Spoonbread Bistro: 2526 Floyd Ave. (http://spoonbreadbistro.com/): Tucked away on the handsome streets that run off Richmond’s world-renowned Virginia Commonwealth University in the city’s fashionable Fan neighbourhood, I come upon this lovely dining room where Chef Michael Hall, a mountain of a man with the “aw shucks” smile, combines Southern and French techniques to produce some mouth-watering dishes. The room’s Lobster pop tarts are now one of Hall’s signature dishes. Spoonbread Bistro has become the “it” restaurant of Richmond but because it’s a bit off the tourist route, many visitors may miss out on Hall’s incredible offerings. Gourmet food and an intimate dining experience is what this restaurant is all about.

Lemaire, The Jefferson Hotel: 101 West Franklin St. (http://www.lemairerestaurant.com/): Walking into this legendary restaurant in the historic Jefferson Hotel is like arriving at France’s Palace Versailles - only the food here is better. This landmark room is one of the most opulent in America and the only thing better than the decor is the food. Executive Chef Patrick Willis, a master chef who inherited his kitchen from Walter Bundy, a Richmond legend who left The Jefferson after two decades to start his own room, Shagbark (http://www.shagbarkrva.com/). While Chef Bundy may have put Lemaire on the culinary map, Willis is taking it in his own direction. There’s obviously lots of southern influences on the menu but it’s the freshness of the offerings that excite my tastebuds most. This is hometown cooking with a French flare.

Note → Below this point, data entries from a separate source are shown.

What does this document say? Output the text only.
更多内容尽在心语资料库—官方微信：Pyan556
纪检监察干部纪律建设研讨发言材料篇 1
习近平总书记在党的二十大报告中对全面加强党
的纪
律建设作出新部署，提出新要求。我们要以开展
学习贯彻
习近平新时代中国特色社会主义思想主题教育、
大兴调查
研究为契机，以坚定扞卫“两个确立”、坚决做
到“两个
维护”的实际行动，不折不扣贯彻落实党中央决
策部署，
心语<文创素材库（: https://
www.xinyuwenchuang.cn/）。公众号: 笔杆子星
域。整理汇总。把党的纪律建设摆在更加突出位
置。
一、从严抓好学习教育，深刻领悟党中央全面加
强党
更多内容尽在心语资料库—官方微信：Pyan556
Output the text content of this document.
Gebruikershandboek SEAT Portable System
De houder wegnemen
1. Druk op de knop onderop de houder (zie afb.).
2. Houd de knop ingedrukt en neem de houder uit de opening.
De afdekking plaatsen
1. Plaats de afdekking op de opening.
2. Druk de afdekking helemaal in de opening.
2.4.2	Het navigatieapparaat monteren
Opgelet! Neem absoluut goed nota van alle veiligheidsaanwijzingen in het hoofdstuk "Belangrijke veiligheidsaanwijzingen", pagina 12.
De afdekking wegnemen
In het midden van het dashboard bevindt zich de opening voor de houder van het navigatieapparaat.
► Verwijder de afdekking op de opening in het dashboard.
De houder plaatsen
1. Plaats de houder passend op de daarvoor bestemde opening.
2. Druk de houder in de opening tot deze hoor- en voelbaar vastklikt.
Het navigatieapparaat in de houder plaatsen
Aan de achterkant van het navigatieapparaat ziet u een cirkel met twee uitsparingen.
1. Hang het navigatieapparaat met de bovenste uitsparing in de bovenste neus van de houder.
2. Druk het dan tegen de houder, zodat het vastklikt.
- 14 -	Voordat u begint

The chefs of Richmond are certainly giving travellers food for thought when they plan their next vacation.

 

Information
Real Richmond Food Tours offers many different outings in neighbourhoods like Church Hill, Carytown, the Museum District, Scott’s Addition, The Fan, Jackson Ward, Manchester and many others. Each Saturday, Real Richmond Food Tours offers public outings but they can also arrange private tours. For mire information, go to realrichmondVA.com / Richmond also celebrates its restaurant scene with a number of food festivals. For more information, go to https://www.visitrichmondva.com / For more on The Jefferson Hotel, go to www.jeffersonhotel.com. The Jefferson is located at 101 West Franklin St., 23220. / For Virginia tourism information, go to https://www.virginia.org / The best way to get to Richmond is through Washington’s Dulles Airport. Air Canada and several U.S. airlines offer direct daily flights to Dulles. Richmond is a two hour drive south of Washington.